The only "way out" is for one language to force rote memorization of sophisticated abstractions as part of its vocabulary. Eg you can make a language that is superficially more capable than Brainfuck because it contains all of Brainfuck as its vocabulary + a few extra words that encapsulate everything you need to implement an extensible web server. But that's not really an improvement in expressive ease, you've just swept the difficulty of constructing those expressions into learning the language in the first place, then showed off how easy it is to express the stuff you just defined words to express.

You don't get more utility out of the marginal extra vocabulary than the work you put into defining the marginal extra vocabulary.



I think you’ve completely written off human limits to produce and maintain correct code, while being technically correct.

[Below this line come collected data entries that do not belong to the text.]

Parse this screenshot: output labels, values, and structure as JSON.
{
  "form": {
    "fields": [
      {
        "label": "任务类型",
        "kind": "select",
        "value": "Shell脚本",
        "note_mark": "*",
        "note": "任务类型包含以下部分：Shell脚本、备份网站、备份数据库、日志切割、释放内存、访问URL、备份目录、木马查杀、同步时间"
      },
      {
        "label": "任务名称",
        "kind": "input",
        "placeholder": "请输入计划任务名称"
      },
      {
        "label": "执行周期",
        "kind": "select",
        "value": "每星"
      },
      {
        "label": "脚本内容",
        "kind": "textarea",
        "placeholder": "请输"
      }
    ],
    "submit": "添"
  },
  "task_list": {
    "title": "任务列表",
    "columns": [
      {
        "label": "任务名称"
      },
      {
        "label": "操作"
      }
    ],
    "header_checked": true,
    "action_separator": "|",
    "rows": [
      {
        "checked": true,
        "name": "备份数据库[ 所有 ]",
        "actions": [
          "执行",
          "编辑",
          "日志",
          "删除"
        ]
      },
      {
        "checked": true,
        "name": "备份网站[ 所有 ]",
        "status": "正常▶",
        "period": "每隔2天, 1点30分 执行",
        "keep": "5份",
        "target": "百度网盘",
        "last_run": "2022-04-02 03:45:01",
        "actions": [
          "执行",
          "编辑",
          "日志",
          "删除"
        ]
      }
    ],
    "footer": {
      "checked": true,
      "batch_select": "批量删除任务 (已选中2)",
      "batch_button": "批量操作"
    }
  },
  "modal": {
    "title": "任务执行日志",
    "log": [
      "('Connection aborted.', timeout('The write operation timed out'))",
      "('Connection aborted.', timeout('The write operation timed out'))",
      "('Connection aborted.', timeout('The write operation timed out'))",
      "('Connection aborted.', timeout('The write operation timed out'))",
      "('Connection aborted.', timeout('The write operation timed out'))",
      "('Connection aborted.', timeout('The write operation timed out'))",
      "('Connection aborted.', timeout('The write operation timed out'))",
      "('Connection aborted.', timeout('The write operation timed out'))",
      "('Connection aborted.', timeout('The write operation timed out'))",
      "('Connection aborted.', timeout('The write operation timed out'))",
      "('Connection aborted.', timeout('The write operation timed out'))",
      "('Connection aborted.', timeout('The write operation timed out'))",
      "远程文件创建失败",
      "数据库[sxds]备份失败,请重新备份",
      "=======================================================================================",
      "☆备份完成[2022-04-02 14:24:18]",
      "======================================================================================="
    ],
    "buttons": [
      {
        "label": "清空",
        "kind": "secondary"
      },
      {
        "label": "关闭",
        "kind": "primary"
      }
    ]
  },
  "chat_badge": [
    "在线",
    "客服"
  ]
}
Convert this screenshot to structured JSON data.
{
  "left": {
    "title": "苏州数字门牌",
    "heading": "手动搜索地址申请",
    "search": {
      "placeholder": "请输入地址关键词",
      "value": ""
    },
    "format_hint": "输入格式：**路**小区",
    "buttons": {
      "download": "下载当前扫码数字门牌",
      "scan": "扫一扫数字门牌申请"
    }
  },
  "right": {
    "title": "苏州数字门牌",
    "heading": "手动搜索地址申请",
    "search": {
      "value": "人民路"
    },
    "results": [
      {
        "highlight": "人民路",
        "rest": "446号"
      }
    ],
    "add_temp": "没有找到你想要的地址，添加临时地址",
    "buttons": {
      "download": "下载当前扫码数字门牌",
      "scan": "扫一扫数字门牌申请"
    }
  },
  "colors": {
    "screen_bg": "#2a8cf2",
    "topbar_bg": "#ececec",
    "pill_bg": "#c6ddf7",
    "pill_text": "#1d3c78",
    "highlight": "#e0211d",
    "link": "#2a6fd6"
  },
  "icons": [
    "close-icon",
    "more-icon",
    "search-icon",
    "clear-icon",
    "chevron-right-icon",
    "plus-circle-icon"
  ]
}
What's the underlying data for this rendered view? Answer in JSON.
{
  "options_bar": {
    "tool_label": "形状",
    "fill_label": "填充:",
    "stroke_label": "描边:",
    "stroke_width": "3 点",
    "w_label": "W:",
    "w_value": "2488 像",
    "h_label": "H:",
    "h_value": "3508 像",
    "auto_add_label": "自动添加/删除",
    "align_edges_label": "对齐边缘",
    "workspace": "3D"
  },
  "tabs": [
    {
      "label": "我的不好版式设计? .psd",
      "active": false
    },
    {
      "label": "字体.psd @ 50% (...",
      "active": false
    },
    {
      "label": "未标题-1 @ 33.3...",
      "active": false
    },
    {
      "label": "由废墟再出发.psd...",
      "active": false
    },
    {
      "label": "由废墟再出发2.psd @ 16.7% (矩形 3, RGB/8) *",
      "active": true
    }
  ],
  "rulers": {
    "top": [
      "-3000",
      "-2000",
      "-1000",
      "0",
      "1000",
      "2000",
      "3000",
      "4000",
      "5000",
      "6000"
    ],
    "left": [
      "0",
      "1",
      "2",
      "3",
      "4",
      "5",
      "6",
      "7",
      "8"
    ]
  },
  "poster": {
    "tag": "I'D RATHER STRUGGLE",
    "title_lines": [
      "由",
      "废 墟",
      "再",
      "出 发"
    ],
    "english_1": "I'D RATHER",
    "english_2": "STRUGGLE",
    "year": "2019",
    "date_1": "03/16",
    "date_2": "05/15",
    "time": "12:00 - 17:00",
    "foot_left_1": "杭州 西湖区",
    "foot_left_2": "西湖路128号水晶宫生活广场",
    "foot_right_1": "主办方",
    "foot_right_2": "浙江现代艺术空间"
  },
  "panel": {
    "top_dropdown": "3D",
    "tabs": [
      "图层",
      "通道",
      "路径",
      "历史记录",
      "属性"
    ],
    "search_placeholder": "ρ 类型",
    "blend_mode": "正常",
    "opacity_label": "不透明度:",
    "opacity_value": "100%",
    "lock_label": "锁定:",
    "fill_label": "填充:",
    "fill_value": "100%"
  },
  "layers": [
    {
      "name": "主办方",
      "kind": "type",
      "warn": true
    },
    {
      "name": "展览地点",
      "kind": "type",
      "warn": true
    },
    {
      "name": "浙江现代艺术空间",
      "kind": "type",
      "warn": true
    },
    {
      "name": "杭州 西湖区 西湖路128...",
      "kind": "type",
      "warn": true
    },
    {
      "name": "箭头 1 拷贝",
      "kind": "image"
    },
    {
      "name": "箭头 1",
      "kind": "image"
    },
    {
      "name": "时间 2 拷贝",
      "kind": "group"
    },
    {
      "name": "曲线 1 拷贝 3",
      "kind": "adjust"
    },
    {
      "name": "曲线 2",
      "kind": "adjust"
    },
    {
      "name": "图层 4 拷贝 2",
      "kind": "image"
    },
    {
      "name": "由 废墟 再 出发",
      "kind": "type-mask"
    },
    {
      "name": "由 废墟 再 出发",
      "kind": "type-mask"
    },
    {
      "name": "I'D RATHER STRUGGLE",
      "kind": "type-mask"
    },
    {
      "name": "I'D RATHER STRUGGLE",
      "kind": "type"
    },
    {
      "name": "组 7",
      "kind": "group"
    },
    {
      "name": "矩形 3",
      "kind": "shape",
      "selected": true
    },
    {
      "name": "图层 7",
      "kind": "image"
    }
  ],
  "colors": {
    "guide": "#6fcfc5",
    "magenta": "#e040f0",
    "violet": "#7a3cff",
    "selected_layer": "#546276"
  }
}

People swear when they have to extract a symbol from an expression because that pollutes a scope and reduces readability (see “assembly” as an extreme example of it). You can’t expect them to be cool with a ladder of queries to do simplest things. They choose languages for comfort much more than for technical yadda yadda. SQL is only comfortable in comparison to other '80s tech.


I learned SQL in the late 00s. I like SQL. It's not Stockholm Syndrome either, I don't think. SQL isn't stylish, and it isn't beautiful, but it's pretty clear in spite of that. More than that, SQL is a lingua franca for databases, and it's very powerful -- this is a pretty difficult thing to beat, and the only thing that I've seen that can do it is LINQ, which isn't a language so much as an API for constructing query ASTs.


Human language and reasoning ability also runs into the problem that certain ideas really do take a whole book to convey whereas others fit into fifty words (like this post). We just don't notice the limitation on our expressiveness for the same reason fish don't notice they live in water.